Le 29 novembre 2021, le juge d'instruction du tribunal judiciaire de Bobigny a rendu une ordonnance de renvoi de M. [Y] devant le tribunal correctionnel des chefs précités.
Par jugement en date du 03 novembre 2023, la 13e chambre correctionnelle du tribunal judiciaire de Bobigny a renvoyé M. [Y] des fins de la poursuite et cette décision est définitive à son égard comme en atteste le certificat de non-appel du 31 janvier 2023.
Le 28 avril 2023, M. [Y] adressé une requête au premier président de la cour d'appel de Paris en vue d'être indemnisé de sa détention provisoire, en application de l'article 149 du code de procédure pénale.
Il sollicite dans celle-ci, soutenue oralement :
- Constater que M. [Y] a fait l'objet d'une décision définitive de relaxe
- Dire recevable M. [Y] en sa requête aux fins d'indemnisation de la détention provisoire injustifiée ;
- Accorder à M. [Y] la somme de 15 000 euros en réparation du préjudice moral ;
- Accorder à M. [Y] la somme de 4 000 euros en réparation du préjudice matériel ;
- Accorder à M. [Y] la somme de 3 000 euros au titre de l'article 700 du code de procédure civile.
Dans ses écritures, déposées le 02 octobre 2023 et développées oralement, l'agent judiciaire de l'Etat demande au premier président de :
- Rejeter la demande formulée par M. [Y] au titre de son préjudice matériel lié à ses frais de défense ;
- Réduire à de plus justes proportions qui ne sauraient excéder 2 000 euros l'indemnité au titre de son préjudice matériel lié à la perte de chance d'exercer un emploi rémunéré ;
- Réduire à de plus justes proportions qui ne sauraient excéder la somme de 12 000 euros l'indemnité au titre de son préjudice moral ;
- Réduire à de plus justes proportions qui ne sauraient excéder la somme de 800 euros la demande formulée au titre de l'article 700 du code de procédure civile.
Le procureur général, reprenant oralement à l'audience les termes de ses conclusions déposées le 02 avril 2024 à :
- La recevabilité de la requête pour une durée de 171 jours ;
- La réparation du préjudice moral dans les conditions indiquées ;
- La réparation du préjudice matériel dans les conditions indiquées.

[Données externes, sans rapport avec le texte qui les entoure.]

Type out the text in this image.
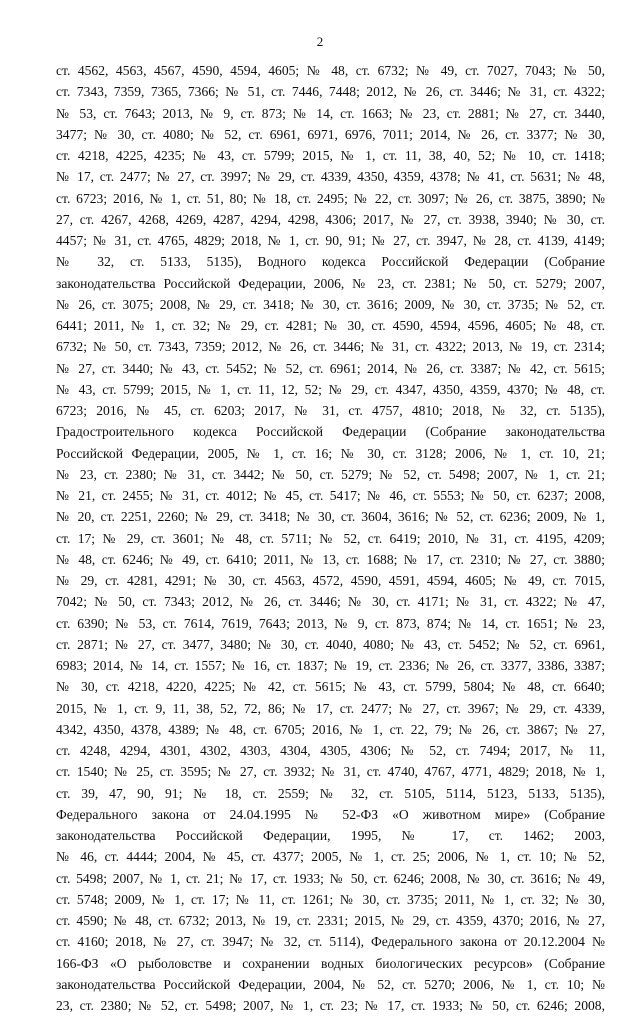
2
ст. 4562, 4563, 4567, 4590, 4594, 4605; № 48, ст. 6732; № 49, ст. 7027, 7043; № 50,
ст. 7343, 7359, 7365, 7366; № 51, ст. 7446, 7448; 2012, № 26, ст. 3446; № 31, ст. 4322;
№ 53, ст. 7643; 2013, № 9, ст. 873; № 14, ст. 1663; № 23, ст. 2881; № 27, ст. 3440,
3477; № 30, ст. 4080; № 52, ст. 6961, 6971, 6976, 7011; 2014, № 26, ст. 3377; № 30,
ст. 4218, 4225, 4235; № 43, ст. 5799; 2015, № 1, ст. 11, 38, 40, 52; № 10, ст. 1418;
№ 17, ст. 2477; № 27, ст. 3997; № 29, ст. 4339, 4350, 4359, 4378; № 41, ст. 5631; № 48,
ст. 6723; 2016, № 1, ст. 51, 80; № 18, ст. 2495; № 22, ст. 3097; № 26, ст. 3875, 3890; №
27, ст. 4267, 4268, 4269, 4287, 4294, 4298, 4306; 2017, № 27, ст. 3938, 3940; № 30, ст.
4457; № 31, ст. 4765, 4829; 2018, № 1, ст. 90, 91; № 27, ст. 3947, № 28, ст. 4139, 4149;
№ 32, ст. 5133, 5135), Водного кодекса Российской Федерации (Собрание
законодательства Российской Федерации, 2006, № 23, ст. 2381; № 50, ст. 5279; 2007,
№ 26, ст. 3075; 2008, № 29, ст. 3418; № 30, ст. 3616; 2009, № 30, ст. 3735; № 52, ст.
6441; 2011, № 1, ст. 32; № 29, ст. 4281; № 30, ст. 4590, 4594, 4596, 4605; № 48, ст.
6732; № 50, ст. 7343, 7359; 2012, № 26, ст. 3446; № 31, ст. 4322; 2013, № 19, ст. 2314;
№ 27, ст. 3440; № 43, ст. 5452; № 52, ст. 6961; 2014, № 26, ст. 3387; № 42, ст. 5615;
№ 43, ст. 5799; 2015, № 1, ст. 11, 12, 52; № 29, ст. 4347, 4350, 4359, 4370; № 48, ст.
6723; 2016, № 45, ст. 6203; 2017, № 31, ст. 4757, 4810; 2018, № 32, ст. 5135),
Градостроительного кодекса Российской Федерации (Собрание законодательства
Российской Федерации, 2005, № 1, ст. 16; № 30, ст. 3128; 2006, № 1, ст. 10, 21;
№ 23, ст. 2380; № 31, ст. 3442; № 50, ст. 5279; № 52, ст. 5498; 2007, № 1, ст. 21;
№ 21, ст. 2455; № 31, ст. 4012; № 45, ст. 5417; № 46, ст. 5553; № 50, ст. 6237; 2008,
№ 20, ст. 2251, 2260; № 29, ст. 3418; № 30, ст. 3604, 3616; № 52, ст. 6236; 2009, № 1,
ст. 17; № 29, ст. 3601; № 48, ст. 5711; № 52, ст. 6419; 2010, № 31, ст. 4195, 4209;
№ 48, ст. 6246; № 49, ст. 6410; 2011, № 13, ст. 1688; № 17, ст. 2310; № 27, ст. 3880;
№ 29, ст. 4281, 4291; № 30, ст. 4563, 4572, 4590, 4591, 4594, 4605; № 49, ст. 7015,
7042; № 50, ст. 7343; 2012, № 26, ст. 3446; № 30, ст. 4171; № 31, ст. 4322; № 47,
ст. 6390; № 53, ст. 7614, 7619, 7643; 2013, № 9, ст. 873, 874; № 14, ст. 1651; № 23,
ст. 2871; № 27, ст. 3477, 3480; № 30, ст. 4040, 4080; № 43, ст. 5452; № 52, ст. 6961,
6983; 2014, № 14, ст. 1557; № 16, ст. 1837; № 19, ст. 2336; № 26, ст. 3377, 3386, 3387;
№ 30, ст. 4218, 4220, 4225; № 42, ст. 5615; № 43, ст. 5799, 5804; № 48, ст. 6640;
2015, № 1, ст. 9, 11, 38, 52, 72, 86; № 17, ст. 2477; № 27, ст. 3967; № 29, ст. 4339,
4342, 4350, 4378, 4389; № 48, ст. 6705; 2016, № 1, ст. 22, 79; № 26, ст. 3867; № 27,
ст. 4248, 4294, 4301, 4302, 4303, 4304, 4305, 4306; № 52, ст. 7494; 2017, № 11,
ст. 1540; № 25, ст. 3595; № 27, ст. 3932; № 31, ст. 4740, 4767, 4771, 4829; 2018, № 1,
ст. 39, 47, 90, 91; № 18, ст. 2559; № 32, ст. 5105, 5114, 5123, 5133, 5135),
Федерального закона от 24.04.1995 № 52-ФЗ «О животном мире» (Собрание
законодательства Российской Федерации, 1995, № 17, ст. 1462; 2003,
№ 46, ст. 4444; 2004, № 45, ст. 4377; 2005, № 1, ст. 25; 2006, № 1, ст. 10; № 52,
ст. 5498; 2007, № 1, ст. 21; № 17, ст. 1933; № 50, ст. 6246; 2008, № 30, ст. 3616; № 49,
ст. 5748; 2009, № 1, ст. 17; № 11, ст. 1261; № 30, ст. 3735; 2011, № 1, ст. 32; № 30,
ст. 4590; № 48, ст. 6732; 2013, № 19, ст. 2331; 2015, № 29, ст. 4359, 4370; 2016, № 27,
ст. 4160; 2018, № 27, ст. 3947; № 32, ст. 5114), Федерального закона от 20.12.2004 №
166-ФЗ «О рыболовстве и сохранении водных биологических ресурсов» (Собрание
законодательства Российской Федерации, 2004, № 52, ст. 5270; 2006, № 1, ст. 10; №
23, ст. 2380; № 52, ст. 5498; 2007, № 1, ст. 23; № 17, ст. 1933; № 50, ст. 6246; 2008,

Le requérant a eu la parole en dernier.
SUR CE,
Sur la recevabilité
Au regard des dispositions des articles 149, 149-1, 149-2 et R.26 du code de procédure pénale, la personne qui a fait l'objet d'une détention provisoire au cours d'une procédure terminée à son égard par une décision de non-lieu, relaxe ou acquittement devenue définitive, a droit, à sa demande, à la réparation intégrale du préjudice moral et matériel que lui a causé cette détention. Il lui appartient dans les six mois de cette décision, de saisir le premier président de la cour d'appel dans le ressort de laquelle celle-ci a été prononcée, par une requête, signée de sa main ou d'un mandataire, remise contre récépissé ou par lettre recommandée avec accusé de réception au greffe de la cour d'appel.
Cette requête doit contenir l'exposé des faits, le montant de la réparation demandée et toutes indications utiles prévues à l'article R.26 du même code.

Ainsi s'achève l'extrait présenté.